If you feel any of these symptoms, get an appointment with your doctor. These symptoms are not always necessarily an indication of a severe condition, but it’s essential to get them checked out early.
Abnormal vaginal bleeding is usually caused by menopause or other non-cancerous conditions. Although, in some cases, it is an indication of endometrial cancer or maybe other types of gynecological cancer. Your doctor can assist you to identify the cause of your symptoms and suggest proper treatment if needed.

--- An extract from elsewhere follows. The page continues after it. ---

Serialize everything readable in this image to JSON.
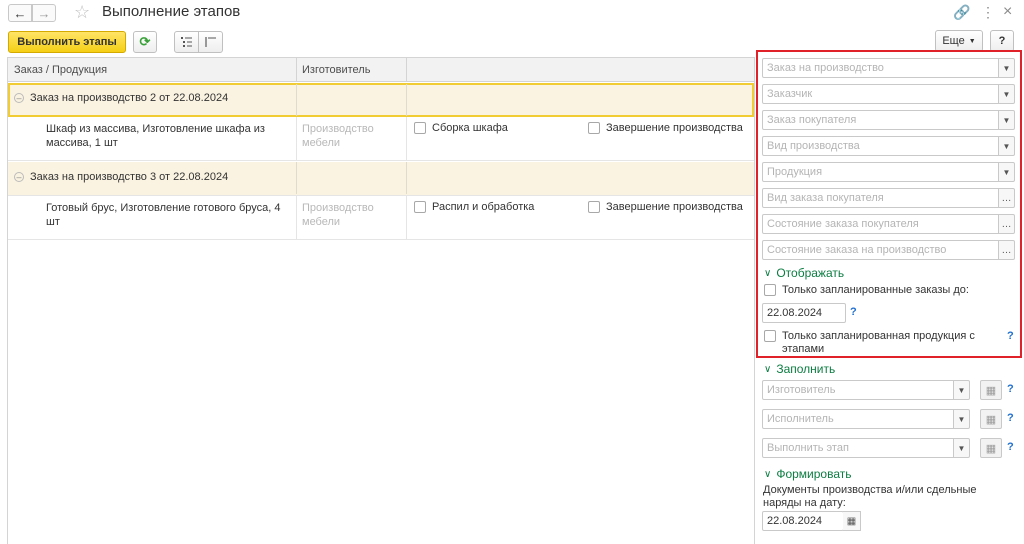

Causes and risk factors of endometrial cancer
Researchers and experts are still trying to find out the exact cause behind endometrial cancer while they believe that mutations in the levels of progesterone and estrogen can play some role in its occurrence. The mutation in the levels of sex hormones ( progesterone and estrogen) can affect the endometrium. When the hormonal balance shifts towards the estrogen level, it may cause endometrial cells to divide and multiply.
If there are some genetic changes in the endometrial cells, the cells can become cancerous. Those cancer cells can grow quickly and form a tumor. Experts are still trying to figure out the cause behind the changes that cause normal endometrial cells to become cancer cells. However, the risk of endometrial cancer may also enhance with other factors including,
- Having certain genetic conditions such as colon cancer, and Lynch syndrome
- Diabetes ( especially type 2)
- Endometrial hyperplasia
- Other cancers including breast cancer, colon cancer, or ovarian cancer
- Consumption of certain drugs such as tamoxifen to treat breast cancer
- Radiation therapy
- Diet or nutrition
- Taking estrogen-only hormone replacement therapy after menopause
- Having metabolic syndrome
- Having a polycystic ovarian syndrome
- Granulosa cell tumors ( a type of ovarian tumor)
Endometrial cancer often occurs in women after their menopause and more than 95 percent of this cancer can occur in women over 40. Women after menopause are more likely to get endometrial cancer if they
- Got their first period earlier or before 12
- Went through menopause late in life
- have few or no children
- Have a history of infertility and irregular periods
- Have a family history of endometrial, colorectal, or breast cancer
Diagnosis and treatment
Uterine cancer is diagnosed with a pelvic exam, Pap test, a transvaginal ultrasound exam, and biopsy. Sometimes, CT or MRI can also be done to validate the diagnosis. Uterine cancer stages from 0 to 4rth are determined by biopsy, chest x-ray, and CT or MRI scans. Treatment options may include one or more of the following: surgery, radiation, hormone therapy, and chemotherapy.
Treatment depends on the uterine cancer stage, your age, personal preferences, and general health with uterine cancer stage IV as the most comprehensive and normally caused by the most aggressive type of cancer cells. Each treatment has associated potential benefits and risks so discussing with your doctor may help you to decide what treatment plan is best for you.
How can you lower the risk of endometrial cancer?
Some strategies may help you to manage and lower the risk of endometrial cancer including:
- Manage and control your obesity
- Make dietary changes
- Quit smoking
- Manage fatigue
- Get regular exercise
- Seek treatment for abnormal vaginal bleeding
- Check the pros and cons of hormone therapy before taking
- Talk to your doctor about the benefits of contraceptive pills
- Tell your doctor if you have a family history of Lynch syndrome
The bottom line
If you have symptoms of endometrial cancer, initial diagnosis and treatment may increase your possibilities of remission. In addition, taking care of your general health and adopting other strategies may also help you to reduce the risk of endometrial cancer.